Ideally, we should be placing in the context buffer words that create a context for the prompt.
But there is no easy way to that without a more elaborate model. An example of more elaborate
modeling would be to have the input to the transformer consist of, say, an SOS token, a special
context token consisting possibly of integer index values beyond the tokenizer vocab, followed
by a context buffer that would be the last part of the previous sentence, followed, finally,
by the new input tokens.
babyGPT gives you two options regarding what to do with the context buffer for your prompt:
-- all_zeros
-- get_from_prompt
With the first option, all of the integer encoding values in the context buffer are set to
the integer zero.
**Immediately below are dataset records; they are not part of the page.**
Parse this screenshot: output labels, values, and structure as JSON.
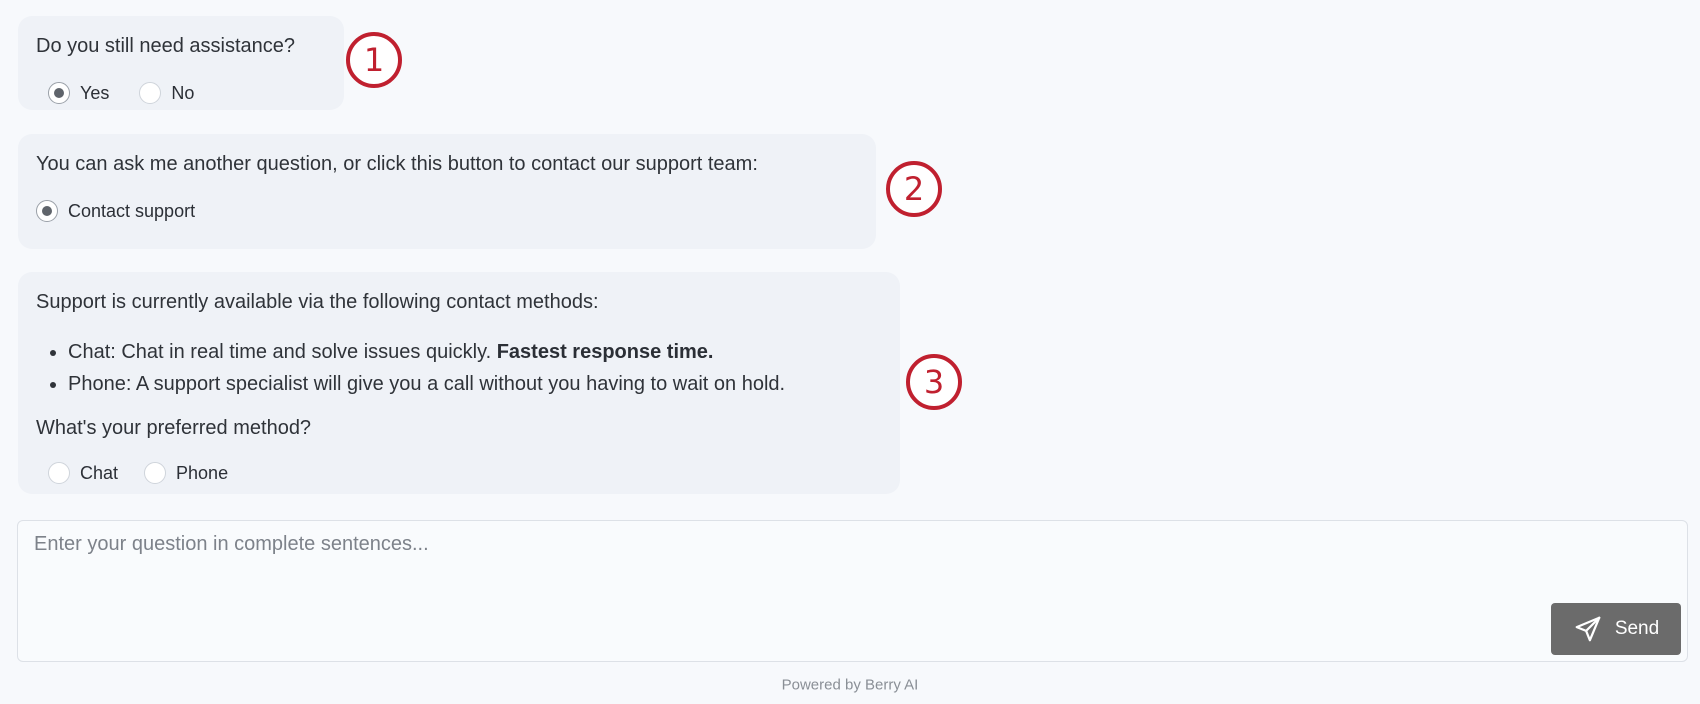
{
  "messages": {
    "assistance": {
      "question": "Do you still need assistance?",
      "options": [
        {
          "label": "Yes",
          "checked": true
        },
        {
          "label": "No",
          "checked": false
        }
      ]
    },
    "contact": {
      "text": "You can ask me another question, or click this button to contact our support team:",
      "option": {
        "label": "Contact support",
        "checked": true
      }
    },
    "methods": {
      "intro": "Support is currently available via the following contact methods:",
      "bullets": [
        {
          "text": "Chat: Chat in real time and solve issues quickly.",
          "bold": "Fastest response time."
        },
        {
          "text": "Phone: A support specialist will give you a call without you having to wait on hold.",
          "bold": ""
        }
      ],
      "question": "What's your preferred method?",
      "options": [
        {
          "label": "Chat",
          "checked": false
        },
        {
          "label": "Phone",
          "checked": false
        }
      ]
    }
  },
  "markers": [
    "1",
    "2",
    "3"
  ],
  "input": {
    "placeholder": "Enter your question in complete sentences...",
    "value": ""
  },
  "send_button": {
    "label": "Send",
    "icon": "send-icon"
  },
  "footer": "Powered by Berry AI",
  "colors": {
    "marker": "#c0202f",
    "bubble": "#eff2f7",
    "send_button": "#6b6b6b",
    "background": "#f7f9fc"
  }
}
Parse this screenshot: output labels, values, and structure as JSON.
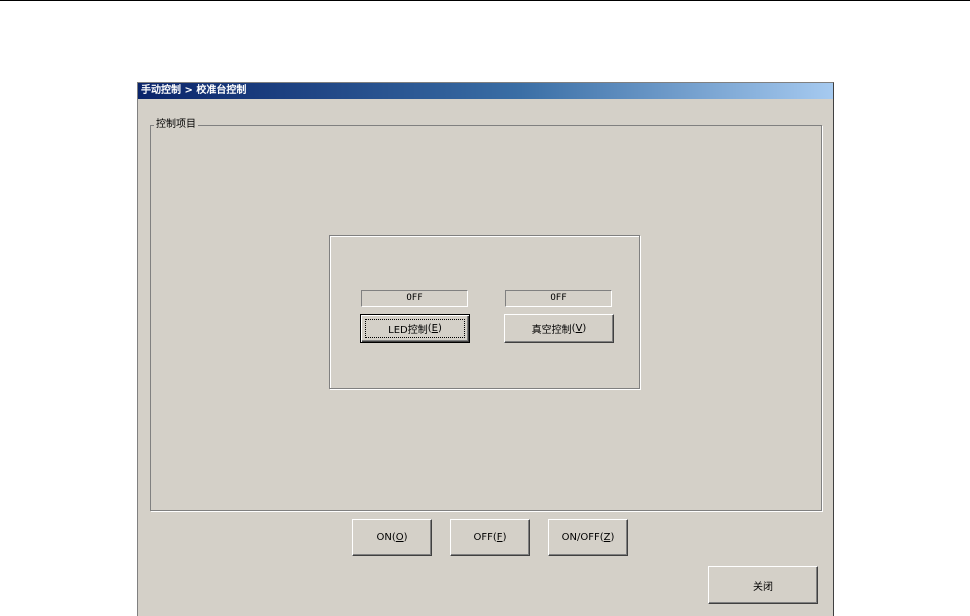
{
  "window": {
    "title": "手动控制 > 校准台控制"
  },
  "group": {
    "legend": "控制项目"
  },
  "controls": [
    {
      "status": "OFF",
      "label": "LED控制",
      "mnemonic_open": "(",
      "mnemonic": "E",
      "mnemonic_close": ")"
    },
    {
      "status": "OFF",
      "label": "真空控制",
      "mnemonic_open": "(",
      "mnemonic": "V",
      "mnemonic_close": ")"
    }
  ],
  "actions": {
    "on": {
      "label": "ON",
      "mnemonic_open": "(",
      "mnemonic": "O",
      "mnemonic_close": ")"
    },
    "off": {
      "label": "OFF",
      "mnemonic_open": "(",
      "mnemonic": "F",
      "mnemonic_close": ")"
    },
    "onoff": {
      "label": "ON/OFF",
      "mnemonic_open": "(",
      "mnemonic": "Z",
      "mnemonic_close": ")"
    },
    "close": {
      "label": "关闭"
    }
  }
}
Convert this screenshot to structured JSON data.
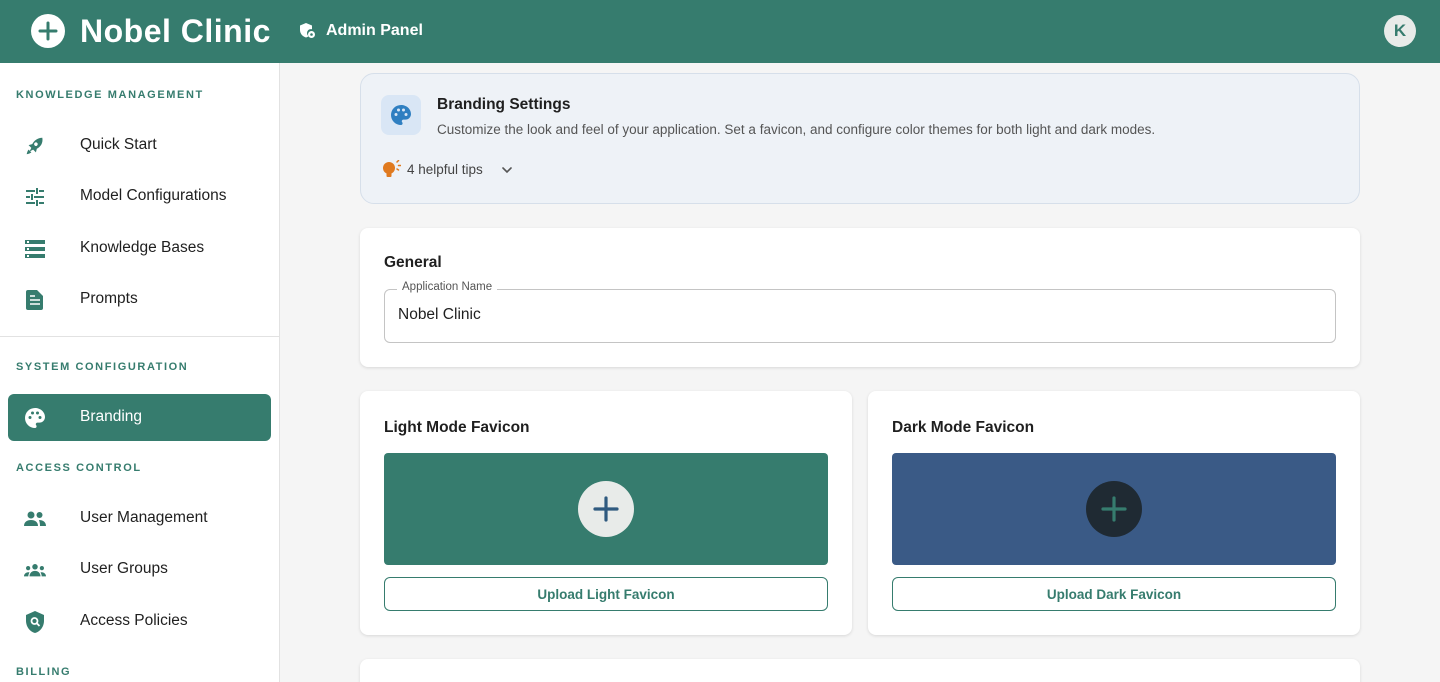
{
  "header": {
    "app_title": "Nobel Clinic",
    "admin_label": "Admin Panel",
    "avatar_initial": "K",
    "brand_color": "#367c6e"
  },
  "sidebar": {
    "sections": [
      {
        "label": "KNOWLEDGE MANAGEMENT"
      },
      {
        "label": "SYSTEM CONFIGURATION"
      },
      {
        "label": "ACCESS CONTROL"
      },
      {
        "label": "BILLING"
      }
    ],
    "items": [
      {
        "label": "Quick Start",
        "icon": "rocket-icon"
      },
      {
        "label": "Model Configurations",
        "icon": "tune-sliders-icon"
      },
      {
        "label": "Knowledge Bases",
        "icon": "storage-icon"
      },
      {
        "label": "Prompts",
        "icon": "document-icon"
      },
      {
        "label": "Branding",
        "icon": "palette-icon",
        "active": true
      },
      {
        "label": "User Management",
        "icon": "people-icon"
      },
      {
        "label": "User Groups",
        "icon": "groups-icon"
      },
      {
        "label": "Access Policies",
        "icon": "shield-search-icon"
      }
    ]
  },
  "tips": {
    "title": "Branding Settings",
    "description": "Customize the look and feel of your application. Set a favicon, and configure color themes for both light and dark modes.",
    "count_label": "4 helpful tips"
  },
  "general": {
    "title": "General",
    "app_name_label": "Application Name",
    "app_name_value": "Nobel Clinic"
  },
  "favicons": {
    "light": {
      "title": "Light Mode Favicon",
      "button": "Upload Light Favicon",
      "bg_color": "#367c6e"
    },
    "dark": {
      "title": "Dark Mode Favicon",
      "button": "Upload Dark Favicon",
      "bg_color": "#3a5a86"
    }
  }
}
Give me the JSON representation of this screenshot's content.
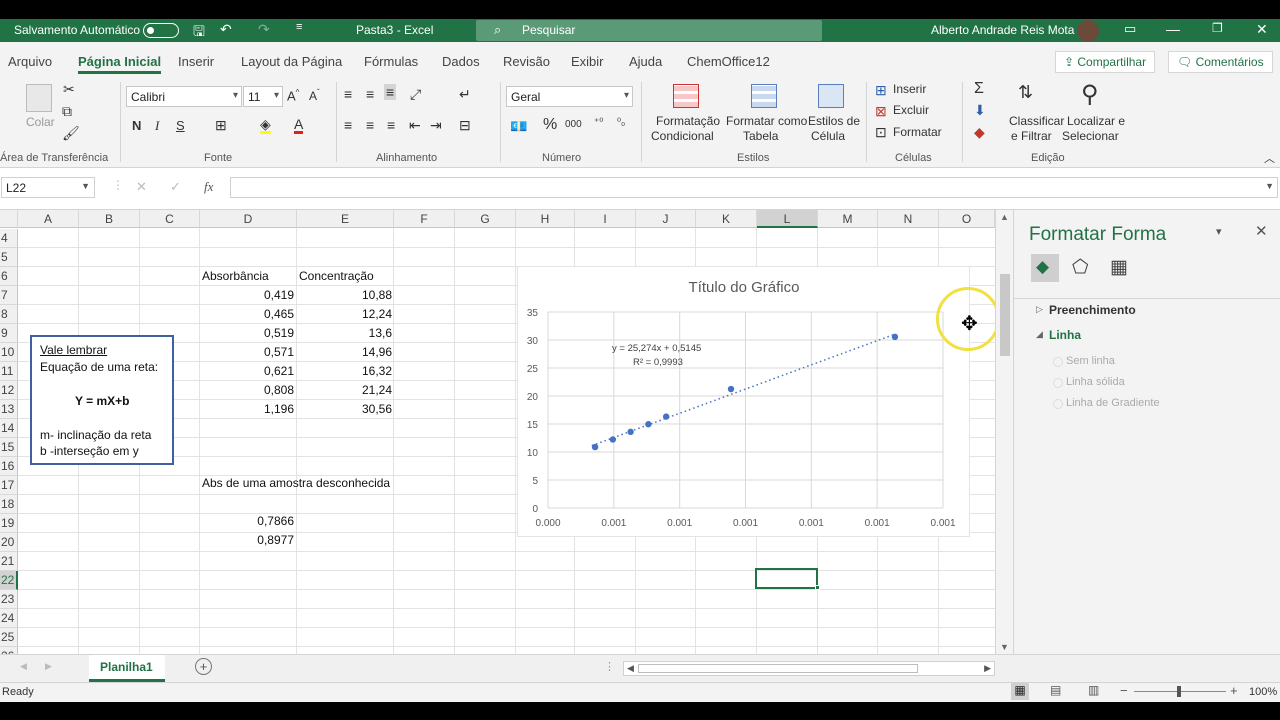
{
  "titlebar": {
    "autosave": "Salvamento Automático",
    "doc": "Pasta3  -  Excel",
    "search": "Pesquisar",
    "user": "Alberto Andrade Reis Mota"
  },
  "menu": {
    "items": [
      "Arquivo",
      "Página Inicial",
      "Inserir",
      "Layout da Página",
      "Fórmulas",
      "Dados",
      "Revisão",
      "Exibir",
      "Ajuda",
      "ChemOffice12"
    ],
    "share": "Compartilhar",
    "comments": "Comentários"
  },
  "ribbon": {
    "paste": "Colar",
    "clipboard": "Área de Transferência",
    "font_name": "Calibri",
    "font_size": "11",
    "bold": "N",
    "italic": "I",
    "underline": "S",
    "font_group": "Fonte",
    "align_group": "Alinhamento",
    "number_format": "Geral",
    "number_group": "Número",
    "cond_fmt_1": "Formatação",
    "cond_fmt_2": "Condicional",
    "fmt_table_1": "Formatar como",
    "fmt_table_2": "Tabela",
    "cell_styles_1": "Estilos de",
    "cell_styles_2": "Célula",
    "styles_group": "Estilos",
    "insert": "Inserir",
    "delete": "Excluir",
    "format": "Formatar",
    "cells_group": "Células",
    "sort_1": "Classificar",
    "sort_2": "e Filtrar",
    "find_1": "Localizar e",
    "find_2": "Selecionar",
    "editing_group": "Edição"
  },
  "formula_bar": {
    "namebox": "L22",
    "content": ""
  },
  "columns": [
    "A",
    "B",
    "C",
    "D",
    "E",
    "F",
    "G",
    "H",
    "I",
    "J",
    "K",
    "L",
    "M",
    "N",
    "O"
  ],
  "rows": [
    "4",
    "5",
    "6",
    "7",
    "8",
    "9",
    "10",
    "11",
    "12",
    "13",
    "14",
    "15",
    "16",
    "17",
    "18",
    "19",
    "20",
    "21",
    "22",
    "23",
    "24",
    "25",
    "26"
  ],
  "table": {
    "header_abs": "Absorbância",
    "header_conc": "Concentração",
    "abs": [
      "0,419",
      "0,465",
      "0,519",
      "0,571",
      "0,621",
      "0,808",
      "1,196"
    ],
    "conc": [
      "10,88",
      "12,24",
      "13,6",
      "14,96",
      "16,32",
      "21,24",
      "30,56"
    ],
    "unknown_label": "Abs de uma amostra desconhecida",
    "unknown": [
      "0,7866",
      "0,8977"
    ]
  },
  "textbox": {
    "title": "Vale lembrar",
    "line1": "Equação de uma reta:",
    "formula": "Y = mX+b",
    "m": "m- inclinação da reta",
    "b": "b -interseção em y"
  },
  "chart_data": {
    "type": "scatter",
    "title": "Título do Gráfico",
    "equation": "y = 25,274x + 0,5145",
    "r2": "R² = 0,9993",
    "x_tick_labels": [
      "0.000",
      "0.001",
      "0.001",
      "0.001",
      "0.001",
      "0.001",
      "0.001"
    ],
    "y_ticks": [
      0,
      5,
      10,
      15,
      20,
      25,
      30,
      35
    ],
    "xlim": [
      0,
      0.0012
    ],
    "ylim": [
      0,
      35
    ],
    "points": [
      {
        "x": 0.000143,
        "y": 10.88
      },
      {
        "x": 0.000197,
        "y": 12.24
      },
      {
        "x": 0.000251,
        "y": 13.6
      },
      {
        "x": 0.000305,
        "y": 14.96
      },
      {
        "x": 0.000359,
        "y": 16.32
      },
      {
        "x": 0.000556,
        "y": 21.24
      },
      {
        "x": 0.001054,
        "y": 30.56
      }
    ],
    "trendline": "dotted",
    "color": "#4472c4"
  },
  "pane": {
    "title": "Formatar Forma",
    "fill": "Preenchimento",
    "line": "Linha",
    "opt1": "Sem linha",
    "opt2": "Linha sólida",
    "opt3": "Linha de Gradiente"
  },
  "sheet_tab": "Planilha1",
  "status": {
    "ready": "Ready",
    "zoom": "100%"
  }
}
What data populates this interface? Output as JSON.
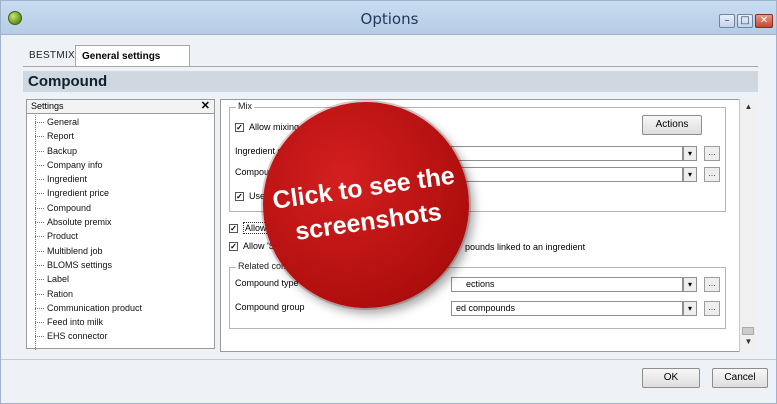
{
  "window": {
    "title": "Options"
  },
  "titlebar_buttons": {
    "minimize": "–",
    "maximize": "□",
    "close": "✕"
  },
  "tabs": [
    {
      "label": "BESTMIX"
    },
    {
      "label": "General settings"
    }
  ],
  "section_title": "Compound",
  "settings": {
    "header": "Settings",
    "close": "✕",
    "items": [
      "General",
      "Report",
      "Backup",
      "Company info",
      "Ingredient",
      "Ingredient price",
      "Compound",
      "Absolute premix",
      "Product",
      "Multiblend job",
      "BLOMS settings",
      "Label",
      "Ration",
      "Communication product",
      "Feed into milk",
      "EHS connector"
    ]
  },
  "mix": {
    "label": "Mix",
    "allow_mixing": "Allow mixing",
    "actions_button": "Actions",
    "ingredient_label": "Ingredient g",
    "compound_label": "Compound",
    "use_label": "Use",
    "combo_arrow": "▾",
    "dots": "..."
  },
  "allow_checkbox_1": "Allow",
  "allow_checkbox_2": "Allow 'S",
  "allow_checkbox_2_tail": "pounds linked to an ingredient",
  "related": {
    "label": "Related com",
    "compound_type_label": "Compound type",
    "compound_type_value": "ections",
    "compound_group_label": "Compound group",
    "compound_group_value": "ed compounds"
  },
  "overlay": {
    "line1": "Click to see the",
    "line2": "screenshots"
  },
  "footer": {
    "ok": "OK",
    "cancel": "Cancel"
  },
  "scrollbar": {
    "up": "▲",
    "down": "▼"
  }
}
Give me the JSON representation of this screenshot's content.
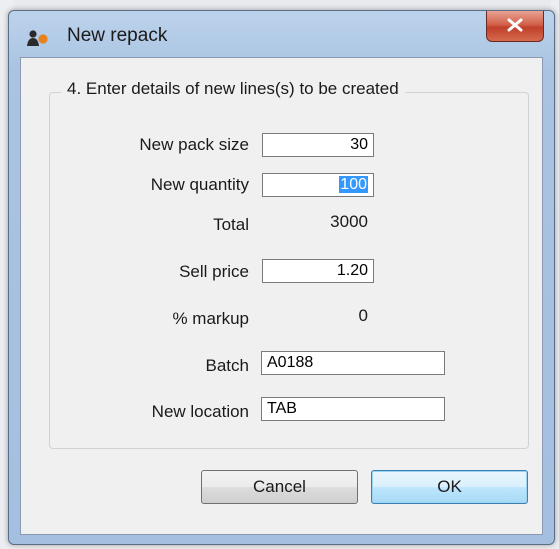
{
  "window": {
    "title": "New repack",
    "close_glyph": "x"
  },
  "group": {
    "title": "4. Enter details of new lines(s) to be created"
  },
  "form": {
    "pack_size": {
      "label": "New pack size",
      "value": "30"
    },
    "quantity": {
      "label": "New quantity",
      "value": "100"
    },
    "total": {
      "label": "Total",
      "value": "3000"
    },
    "sell_price": {
      "label": "Sell price",
      "value": "1.20"
    },
    "markup": {
      "label": "% markup",
      "value": "0"
    },
    "batch": {
      "label": "Batch",
      "value": "A0188"
    },
    "location": {
      "label": "New location",
      "value": "TAB"
    }
  },
  "buttons": {
    "cancel": "Cancel",
    "ok": "OK"
  },
  "colors": {
    "title_bar": "#a9c3e1",
    "close_button": "#c0402a",
    "selection": "#3399ff",
    "default_button": "#bee6fd"
  },
  "icons": {
    "app": "repack-app-icon",
    "close": "close-icon"
  }
}
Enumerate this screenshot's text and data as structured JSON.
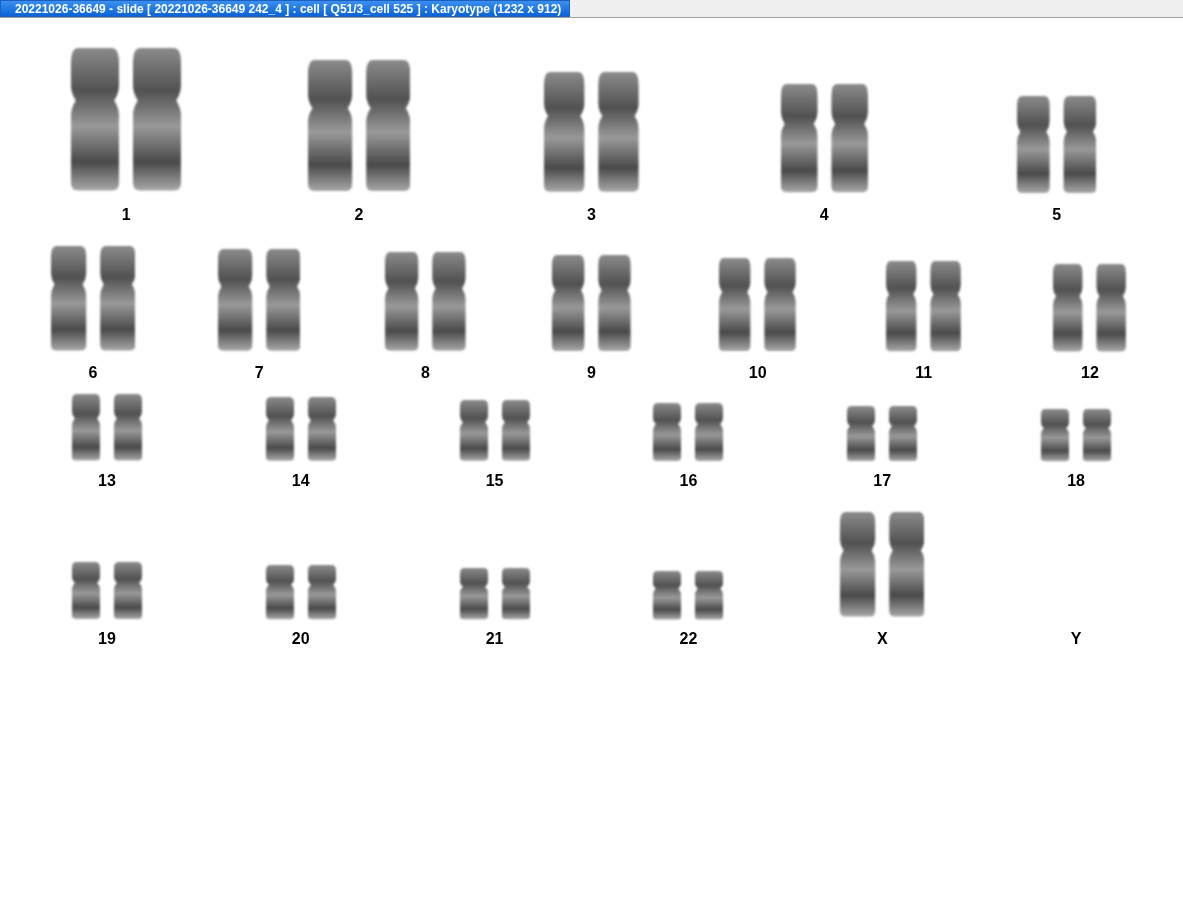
{
  "window": {
    "title": "20221026-36649 - slide [ 20221026-36649 242_4 ] : cell [ Q51/3_cell 525 ] : Karyotype  (1232 x 912)"
  },
  "rows": [
    {
      "chromosomes": [
        {
          "label": "1",
          "present": true
        },
        {
          "label": "2",
          "present": true
        },
        {
          "label": "3",
          "present": true
        },
        {
          "label": "4",
          "present": true
        },
        {
          "label": "5",
          "present": true
        }
      ]
    },
    {
      "chromosomes": [
        {
          "label": "6",
          "present": true
        },
        {
          "label": "7",
          "present": true
        },
        {
          "label": "8",
          "present": true
        },
        {
          "label": "9",
          "present": true
        },
        {
          "label": "10",
          "present": true
        },
        {
          "label": "11",
          "present": true
        },
        {
          "label": "12",
          "present": true
        }
      ]
    },
    {
      "chromosomes": [
        {
          "label": "13",
          "present": true
        },
        {
          "label": "14",
          "present": true
        },
        {
          "label": "15",
          "present": true
        },
        {
          "label": "16",
          "present": true
        },
        {
          "label": "17",
          "present": true
        },
        {
          "label": "18",
          "present": true
        }
      ]
    },
    {
      "chromosomes": [
        {
          "label": "19",
          "present": true
        },
        {
          "label": "20",
          "present": true
        },
        {
          "label": "21",
          "present": true
        },
        {
          "label": "22",
          "present": true
        },
        {
          "label": "X",
          "present": true
        },
        {
          "label": "Y",
          "present": false
        }
      ]
    }
  ]
}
And, with the second option, at this time, the context buffer contains
a portion or all of the prompt itself. If the tokenized version of the prompt is shorter
than the size of the context buffer, only the context_buffer_size number of elements of the
prompt are retained for the context buffer. In the opposite case, just the initial
context_buffer_size number of elements of the prompt are retained.
- SelfAttention = <class 'babyGPT.babyGPT.SelfAttention'>
- Borrowed from the Transformers module of DLStudio
- TrainTokenizer = <class 'babyGPT.babyGPT.TrainTokenizer'>
- Tokenizers play a critical role in language modeling because they create a fixed-sized vocabulary
for the corpus you are working with --- regardless of the size of the corpus itself. Unless your
text corpus is based on a set of documents frozen in time, ordinarily, as the size of a text corpus
goes up, so does the size of the vocabulary --- despite the illusion to the contrary created by
the fixed sizes of the language dictionaries you have seen all your life. How we express ourselves
is a living thing. We are constantly inventing new words and new expressions; these form important
components of what's referred to as the zeitgeist.
Having a fixed-sized vocab is important because the loss functions used in deep-learning network
used for language processing are based on maximum-likelihood prediction of the next token given
the tokens seen previously. That requires estimating the probabilities associated with all
possible tokens at the next position. As you can imagine, it would be impossible to engage in
such probabilistic reasoning if you did not know in advance the size of the vocabulary.
- TransformerFG = <class 'babyGPT.babyGPT.TransformerFG'>
- This I have borrowed from the DLStudio's Transformers module. "FG" stands for "First Generation" --- which is
the Transformer as originally proposed by Vaswani et al.
| |